I used to say I didn't have any. Those were my single, early twenties year. What an asshole I was. Single people mostly are and it's not really their fault. They don't have any bearings to evaluate their relevance in the world, so they think their little life is the stuff of Opera is written from. If you're single and you manage not to be a drama queen, you're a saint.
I went back to Port-Cartier last week-end. It had been six years and ten years I hadn't seen the place in the summer. So I went back and took Josie with me. Showed her where I was born and all. Figured out that after five years, it was overdue.
The place was never kind to me, sure. It was nothing personal. Cities don't judge. I was just not cut out to live there. It's a place where men are outside, hunting, fishing and playing sports. Reading? Writing? Being an artist in general? Not so much. Maybe if you can twang a guitar at parties, but then again. It's a party thing, it's not serious. It's not personal, it's not a conservative town with a vendetta on intellectual and artists, it's just the way things are over there.
Different logic, is all.
Long time ago, I was discussing with a friend about the process of moving on. He told me: "You have to embrace who you've been to move on. All of it. If you don't you'll spend years pining over who you were, instead of becoming somebody else." I went back to Port-Cartier with that in mind. I knew it was a part of who I was. More than I wanted it to.
Yeah.
Josie and I walked to all my old favorite spots. The bay, Patterson Island, the river next to the camping grounds where I spent my last few summers. Places where I was left alone. There is an endearing vulnerability to a town that fits so well within the confine of one man's mind. Every street, every trail, every corner and shortcuts, I remembered. A day and a half later, we were back to my parents house. We had seen it all. No stones unturned. Was that it?

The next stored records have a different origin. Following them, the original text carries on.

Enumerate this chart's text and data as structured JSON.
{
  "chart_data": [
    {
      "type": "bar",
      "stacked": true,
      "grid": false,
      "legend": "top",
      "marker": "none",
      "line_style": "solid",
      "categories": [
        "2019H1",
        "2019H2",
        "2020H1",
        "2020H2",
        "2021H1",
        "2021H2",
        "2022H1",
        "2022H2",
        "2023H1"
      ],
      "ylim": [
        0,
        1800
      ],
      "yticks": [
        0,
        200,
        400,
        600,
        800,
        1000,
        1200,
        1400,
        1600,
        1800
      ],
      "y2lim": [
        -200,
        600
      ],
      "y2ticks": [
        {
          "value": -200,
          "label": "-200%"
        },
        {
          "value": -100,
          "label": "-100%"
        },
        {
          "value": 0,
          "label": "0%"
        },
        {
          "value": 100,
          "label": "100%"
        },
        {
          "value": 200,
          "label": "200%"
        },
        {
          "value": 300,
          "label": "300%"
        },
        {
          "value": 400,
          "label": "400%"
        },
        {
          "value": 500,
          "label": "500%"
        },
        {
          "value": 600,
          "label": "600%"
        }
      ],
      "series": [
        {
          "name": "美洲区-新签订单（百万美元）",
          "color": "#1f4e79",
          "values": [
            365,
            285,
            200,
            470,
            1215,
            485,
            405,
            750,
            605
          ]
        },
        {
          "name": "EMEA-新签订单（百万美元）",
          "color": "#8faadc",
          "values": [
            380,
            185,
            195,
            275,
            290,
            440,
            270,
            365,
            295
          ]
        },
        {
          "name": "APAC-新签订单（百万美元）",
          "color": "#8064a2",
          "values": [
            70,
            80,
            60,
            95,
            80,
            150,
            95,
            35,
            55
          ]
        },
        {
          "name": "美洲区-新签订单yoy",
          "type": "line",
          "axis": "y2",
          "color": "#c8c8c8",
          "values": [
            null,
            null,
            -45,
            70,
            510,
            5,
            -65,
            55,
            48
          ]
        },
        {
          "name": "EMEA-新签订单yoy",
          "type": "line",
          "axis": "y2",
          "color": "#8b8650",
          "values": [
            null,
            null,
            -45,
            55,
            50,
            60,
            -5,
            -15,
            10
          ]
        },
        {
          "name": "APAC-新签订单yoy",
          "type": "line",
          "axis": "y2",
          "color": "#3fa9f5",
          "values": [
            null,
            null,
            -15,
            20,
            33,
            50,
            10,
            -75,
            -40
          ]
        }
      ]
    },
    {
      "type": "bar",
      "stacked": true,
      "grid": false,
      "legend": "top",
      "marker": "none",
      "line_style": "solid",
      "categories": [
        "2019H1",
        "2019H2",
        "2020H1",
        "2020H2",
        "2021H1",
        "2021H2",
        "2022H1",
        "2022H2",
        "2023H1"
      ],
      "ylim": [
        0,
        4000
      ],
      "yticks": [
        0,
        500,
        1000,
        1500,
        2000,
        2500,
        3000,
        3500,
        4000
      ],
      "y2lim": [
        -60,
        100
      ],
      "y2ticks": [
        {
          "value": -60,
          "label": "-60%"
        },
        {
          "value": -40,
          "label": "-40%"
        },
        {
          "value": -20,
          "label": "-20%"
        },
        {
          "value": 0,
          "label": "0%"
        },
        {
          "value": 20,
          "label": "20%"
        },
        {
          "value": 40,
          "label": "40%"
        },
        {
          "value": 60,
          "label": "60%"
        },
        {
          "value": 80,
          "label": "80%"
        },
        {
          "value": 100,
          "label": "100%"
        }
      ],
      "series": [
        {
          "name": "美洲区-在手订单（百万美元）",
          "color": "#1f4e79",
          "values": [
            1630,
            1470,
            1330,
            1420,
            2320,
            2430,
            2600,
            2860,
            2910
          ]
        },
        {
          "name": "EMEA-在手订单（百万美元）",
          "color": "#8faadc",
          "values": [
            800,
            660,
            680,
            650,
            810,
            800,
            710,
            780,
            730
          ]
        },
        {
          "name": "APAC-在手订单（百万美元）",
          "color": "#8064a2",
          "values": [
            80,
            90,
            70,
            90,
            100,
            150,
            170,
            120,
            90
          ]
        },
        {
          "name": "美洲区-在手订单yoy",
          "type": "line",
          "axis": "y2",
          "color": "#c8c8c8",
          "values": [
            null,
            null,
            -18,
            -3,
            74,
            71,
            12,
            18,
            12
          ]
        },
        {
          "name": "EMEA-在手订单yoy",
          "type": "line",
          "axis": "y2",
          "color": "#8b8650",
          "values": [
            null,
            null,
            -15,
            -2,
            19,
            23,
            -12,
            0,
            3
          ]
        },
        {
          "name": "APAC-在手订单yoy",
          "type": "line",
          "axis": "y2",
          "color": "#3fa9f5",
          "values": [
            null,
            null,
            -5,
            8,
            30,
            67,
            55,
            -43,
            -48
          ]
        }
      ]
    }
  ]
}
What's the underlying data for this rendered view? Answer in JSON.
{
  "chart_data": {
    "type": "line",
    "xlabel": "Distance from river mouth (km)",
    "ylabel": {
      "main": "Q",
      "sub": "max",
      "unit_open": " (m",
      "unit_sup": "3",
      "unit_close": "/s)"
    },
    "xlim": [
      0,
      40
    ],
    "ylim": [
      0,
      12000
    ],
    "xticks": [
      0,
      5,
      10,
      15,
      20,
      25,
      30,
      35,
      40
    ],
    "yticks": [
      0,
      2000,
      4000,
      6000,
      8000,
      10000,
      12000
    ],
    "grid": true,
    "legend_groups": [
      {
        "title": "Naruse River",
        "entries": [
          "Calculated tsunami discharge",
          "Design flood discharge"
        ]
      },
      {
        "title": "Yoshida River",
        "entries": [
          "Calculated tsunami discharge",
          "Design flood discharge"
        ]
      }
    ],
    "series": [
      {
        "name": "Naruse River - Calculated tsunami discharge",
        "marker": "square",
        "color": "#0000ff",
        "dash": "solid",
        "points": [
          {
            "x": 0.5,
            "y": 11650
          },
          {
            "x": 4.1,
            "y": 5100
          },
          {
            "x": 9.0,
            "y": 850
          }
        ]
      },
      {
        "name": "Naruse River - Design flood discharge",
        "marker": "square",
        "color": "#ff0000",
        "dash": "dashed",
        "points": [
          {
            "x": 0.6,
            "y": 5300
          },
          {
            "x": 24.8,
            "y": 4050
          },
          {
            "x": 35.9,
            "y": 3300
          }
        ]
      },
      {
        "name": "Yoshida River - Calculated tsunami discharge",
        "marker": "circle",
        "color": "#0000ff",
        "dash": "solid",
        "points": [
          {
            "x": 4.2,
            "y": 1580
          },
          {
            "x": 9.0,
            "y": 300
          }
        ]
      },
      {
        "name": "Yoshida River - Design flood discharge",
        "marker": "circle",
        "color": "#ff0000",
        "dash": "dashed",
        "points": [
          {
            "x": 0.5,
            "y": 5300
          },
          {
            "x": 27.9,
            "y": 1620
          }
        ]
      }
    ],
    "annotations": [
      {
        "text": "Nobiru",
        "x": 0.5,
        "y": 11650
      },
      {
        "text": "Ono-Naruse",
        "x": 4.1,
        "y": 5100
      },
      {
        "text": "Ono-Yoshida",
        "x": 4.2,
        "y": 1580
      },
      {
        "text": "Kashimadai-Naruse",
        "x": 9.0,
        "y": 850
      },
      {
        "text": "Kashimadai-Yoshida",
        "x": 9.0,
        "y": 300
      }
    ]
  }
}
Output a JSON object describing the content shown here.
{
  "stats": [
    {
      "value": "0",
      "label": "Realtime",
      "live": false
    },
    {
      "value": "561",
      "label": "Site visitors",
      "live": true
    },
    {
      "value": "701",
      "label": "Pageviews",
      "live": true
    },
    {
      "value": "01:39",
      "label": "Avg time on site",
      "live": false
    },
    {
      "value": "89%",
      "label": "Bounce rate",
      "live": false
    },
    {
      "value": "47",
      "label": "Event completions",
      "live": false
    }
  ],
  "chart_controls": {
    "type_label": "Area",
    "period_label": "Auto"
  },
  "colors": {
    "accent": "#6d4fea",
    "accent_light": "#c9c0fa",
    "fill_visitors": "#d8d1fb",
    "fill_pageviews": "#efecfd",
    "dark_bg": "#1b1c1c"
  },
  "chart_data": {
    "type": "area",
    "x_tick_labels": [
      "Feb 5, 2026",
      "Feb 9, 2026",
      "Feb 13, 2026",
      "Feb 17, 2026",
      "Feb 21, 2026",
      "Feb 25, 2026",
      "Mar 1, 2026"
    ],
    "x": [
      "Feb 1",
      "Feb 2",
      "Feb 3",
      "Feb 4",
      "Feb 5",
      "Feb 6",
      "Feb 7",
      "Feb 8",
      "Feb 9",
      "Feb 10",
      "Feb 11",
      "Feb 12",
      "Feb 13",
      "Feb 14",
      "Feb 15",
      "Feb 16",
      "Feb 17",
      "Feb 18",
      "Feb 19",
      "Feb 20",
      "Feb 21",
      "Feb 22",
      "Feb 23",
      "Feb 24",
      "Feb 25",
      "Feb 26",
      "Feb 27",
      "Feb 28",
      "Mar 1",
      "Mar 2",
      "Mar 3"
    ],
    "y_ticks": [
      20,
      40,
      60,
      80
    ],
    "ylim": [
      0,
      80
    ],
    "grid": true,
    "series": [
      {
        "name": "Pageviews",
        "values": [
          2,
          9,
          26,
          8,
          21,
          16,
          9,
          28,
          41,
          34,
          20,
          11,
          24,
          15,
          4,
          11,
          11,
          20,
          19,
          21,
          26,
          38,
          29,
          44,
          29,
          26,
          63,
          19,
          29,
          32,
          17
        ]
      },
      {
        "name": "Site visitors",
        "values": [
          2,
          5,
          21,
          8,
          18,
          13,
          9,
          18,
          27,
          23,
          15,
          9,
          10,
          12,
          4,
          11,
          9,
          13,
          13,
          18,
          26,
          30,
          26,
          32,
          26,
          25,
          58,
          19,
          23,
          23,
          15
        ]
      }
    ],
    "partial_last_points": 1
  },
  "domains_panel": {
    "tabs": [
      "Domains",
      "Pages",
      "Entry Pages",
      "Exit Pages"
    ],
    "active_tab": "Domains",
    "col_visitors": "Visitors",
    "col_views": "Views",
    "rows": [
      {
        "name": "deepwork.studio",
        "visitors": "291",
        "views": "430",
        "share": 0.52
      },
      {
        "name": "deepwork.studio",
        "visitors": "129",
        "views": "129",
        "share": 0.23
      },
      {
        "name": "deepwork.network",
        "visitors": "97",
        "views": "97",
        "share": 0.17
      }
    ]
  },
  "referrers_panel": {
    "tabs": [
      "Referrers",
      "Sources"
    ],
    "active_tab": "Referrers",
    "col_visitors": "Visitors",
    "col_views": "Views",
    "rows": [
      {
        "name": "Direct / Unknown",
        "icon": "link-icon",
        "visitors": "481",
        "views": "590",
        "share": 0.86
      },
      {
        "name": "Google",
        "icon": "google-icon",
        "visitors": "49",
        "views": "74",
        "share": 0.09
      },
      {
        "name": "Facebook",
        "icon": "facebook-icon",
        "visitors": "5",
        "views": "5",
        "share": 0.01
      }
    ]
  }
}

Home is where the heart is and it sure never was in Port-Cartier. But this town is a part of me. I grew up there and inherited its cold logic somehow. Also the flagship work ethic of its citizens. My upkeep is more emotional, psychological, artistic, but it's growing. I can feel it. I'm turning thirty soon. I have a home with people I love (yeah, my dog is a person. Screw you!) and I understand just a little better how I got there. There is nothing time can't crush and it's not always a bad thing.